All in all, I give this work 5/5 Stars and highly recommend it to anyone interested in early Cold War history; particularly from a Western perspective. Definitely check it out if you get the opportunity!
Questions to Facilitate Group Discussion
1.) What was Harrington's thesis? What are some of the main arguments that the author makes in this work? Is his argument persuasive? Why or why not?
2.) What type of primary source material does Harrington rely on in this book? Does this help or hinder his overall argument?
3.) Does Harrington organize his work in a logical and convincing manner? Why or why not?
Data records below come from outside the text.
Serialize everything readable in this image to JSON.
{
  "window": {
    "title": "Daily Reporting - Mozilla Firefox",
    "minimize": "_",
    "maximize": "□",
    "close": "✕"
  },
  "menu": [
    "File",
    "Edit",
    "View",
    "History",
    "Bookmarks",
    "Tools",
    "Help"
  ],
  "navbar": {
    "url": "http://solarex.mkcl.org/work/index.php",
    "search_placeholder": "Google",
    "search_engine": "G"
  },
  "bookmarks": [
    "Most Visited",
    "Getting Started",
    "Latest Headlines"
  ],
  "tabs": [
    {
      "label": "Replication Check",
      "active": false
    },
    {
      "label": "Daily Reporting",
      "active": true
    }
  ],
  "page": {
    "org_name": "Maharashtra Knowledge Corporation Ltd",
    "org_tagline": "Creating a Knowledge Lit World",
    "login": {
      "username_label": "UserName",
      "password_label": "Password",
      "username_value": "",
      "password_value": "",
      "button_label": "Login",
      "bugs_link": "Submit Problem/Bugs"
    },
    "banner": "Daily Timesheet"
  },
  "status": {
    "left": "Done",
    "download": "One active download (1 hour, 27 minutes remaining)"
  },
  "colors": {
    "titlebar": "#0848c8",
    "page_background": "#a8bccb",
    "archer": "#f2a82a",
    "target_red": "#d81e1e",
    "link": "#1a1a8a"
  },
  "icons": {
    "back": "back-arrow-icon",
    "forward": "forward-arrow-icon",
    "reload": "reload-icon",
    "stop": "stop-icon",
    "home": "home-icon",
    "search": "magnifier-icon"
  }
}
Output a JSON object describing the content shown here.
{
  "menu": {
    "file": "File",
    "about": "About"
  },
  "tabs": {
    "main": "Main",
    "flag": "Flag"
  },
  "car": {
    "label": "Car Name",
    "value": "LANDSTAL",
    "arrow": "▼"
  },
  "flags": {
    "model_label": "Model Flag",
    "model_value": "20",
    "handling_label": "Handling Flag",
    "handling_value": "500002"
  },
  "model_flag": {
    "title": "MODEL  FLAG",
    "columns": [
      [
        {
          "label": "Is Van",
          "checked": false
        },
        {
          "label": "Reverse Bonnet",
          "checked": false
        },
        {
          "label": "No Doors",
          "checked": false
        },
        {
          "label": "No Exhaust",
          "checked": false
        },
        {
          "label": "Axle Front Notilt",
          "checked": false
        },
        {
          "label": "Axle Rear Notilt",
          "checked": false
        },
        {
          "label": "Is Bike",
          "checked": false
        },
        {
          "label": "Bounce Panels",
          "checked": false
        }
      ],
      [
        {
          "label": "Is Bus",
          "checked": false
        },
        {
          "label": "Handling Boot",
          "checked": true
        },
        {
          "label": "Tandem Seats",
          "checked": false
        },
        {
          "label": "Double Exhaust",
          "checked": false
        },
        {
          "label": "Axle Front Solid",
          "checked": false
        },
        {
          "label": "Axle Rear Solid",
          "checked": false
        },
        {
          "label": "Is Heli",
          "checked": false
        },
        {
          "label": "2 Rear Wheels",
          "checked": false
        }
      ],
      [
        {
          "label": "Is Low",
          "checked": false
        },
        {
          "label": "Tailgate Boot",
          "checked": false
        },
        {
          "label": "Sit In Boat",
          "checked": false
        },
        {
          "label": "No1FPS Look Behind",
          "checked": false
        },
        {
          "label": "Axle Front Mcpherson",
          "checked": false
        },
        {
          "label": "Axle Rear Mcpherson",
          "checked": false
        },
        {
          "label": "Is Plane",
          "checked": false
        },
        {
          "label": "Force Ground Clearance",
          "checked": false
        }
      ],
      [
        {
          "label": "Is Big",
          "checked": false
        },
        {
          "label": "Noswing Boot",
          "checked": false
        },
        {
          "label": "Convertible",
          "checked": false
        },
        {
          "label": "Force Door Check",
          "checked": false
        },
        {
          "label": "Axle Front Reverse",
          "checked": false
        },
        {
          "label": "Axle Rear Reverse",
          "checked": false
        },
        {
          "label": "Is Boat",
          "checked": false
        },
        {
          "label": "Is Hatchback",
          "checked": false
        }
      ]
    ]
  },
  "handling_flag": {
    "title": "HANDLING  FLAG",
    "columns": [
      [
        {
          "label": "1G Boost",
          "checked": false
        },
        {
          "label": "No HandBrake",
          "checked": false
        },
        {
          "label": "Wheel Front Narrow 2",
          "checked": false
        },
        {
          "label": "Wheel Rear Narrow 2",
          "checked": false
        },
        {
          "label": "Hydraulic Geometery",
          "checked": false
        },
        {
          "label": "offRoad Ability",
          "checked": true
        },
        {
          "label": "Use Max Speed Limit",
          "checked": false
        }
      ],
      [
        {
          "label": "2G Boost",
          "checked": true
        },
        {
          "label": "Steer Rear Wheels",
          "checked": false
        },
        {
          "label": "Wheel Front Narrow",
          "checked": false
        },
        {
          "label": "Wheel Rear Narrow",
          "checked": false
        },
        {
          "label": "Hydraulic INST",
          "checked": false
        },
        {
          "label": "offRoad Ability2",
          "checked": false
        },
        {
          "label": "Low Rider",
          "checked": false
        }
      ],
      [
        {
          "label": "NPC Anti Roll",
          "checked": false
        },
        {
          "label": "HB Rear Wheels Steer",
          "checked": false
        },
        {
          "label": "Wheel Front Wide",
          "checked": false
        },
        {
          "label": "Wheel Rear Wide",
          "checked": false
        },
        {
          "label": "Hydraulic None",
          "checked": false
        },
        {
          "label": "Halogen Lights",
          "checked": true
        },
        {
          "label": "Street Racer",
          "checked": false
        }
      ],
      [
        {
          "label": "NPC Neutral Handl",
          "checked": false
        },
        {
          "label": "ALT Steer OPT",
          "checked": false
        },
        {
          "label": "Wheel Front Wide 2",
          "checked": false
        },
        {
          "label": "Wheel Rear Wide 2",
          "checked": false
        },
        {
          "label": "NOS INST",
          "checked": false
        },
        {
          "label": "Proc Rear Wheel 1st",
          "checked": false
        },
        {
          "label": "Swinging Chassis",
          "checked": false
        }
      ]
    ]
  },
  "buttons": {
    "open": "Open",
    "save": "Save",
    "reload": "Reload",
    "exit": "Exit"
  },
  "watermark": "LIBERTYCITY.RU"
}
4.) What are some of the strengths and weaknesses of this book? How could the author have improved the contents of this work?
5.) Who was the intended audience for this piece? Can scholars and the general public, alike, enjoy the contents of this book?
6.) What did you like most about this book? Would you recommend this book to a friend?
7.) What sort of scholarship is the author building on (or challenging) with this work? Does this book add substantially to existing research and trends within the historical community? Why or why not?
8.) Did you learn anything after reading this book? Were you surprised by any of the facts and figures presented by the author?
Was the Berlin Airlift a political and diplomatic success for the West?
Harrington, Daniel. Berlin on the Brink: The Blockade, the Airlift, and the Early Cold War. Lexington: University Press of Kentucky, 2012.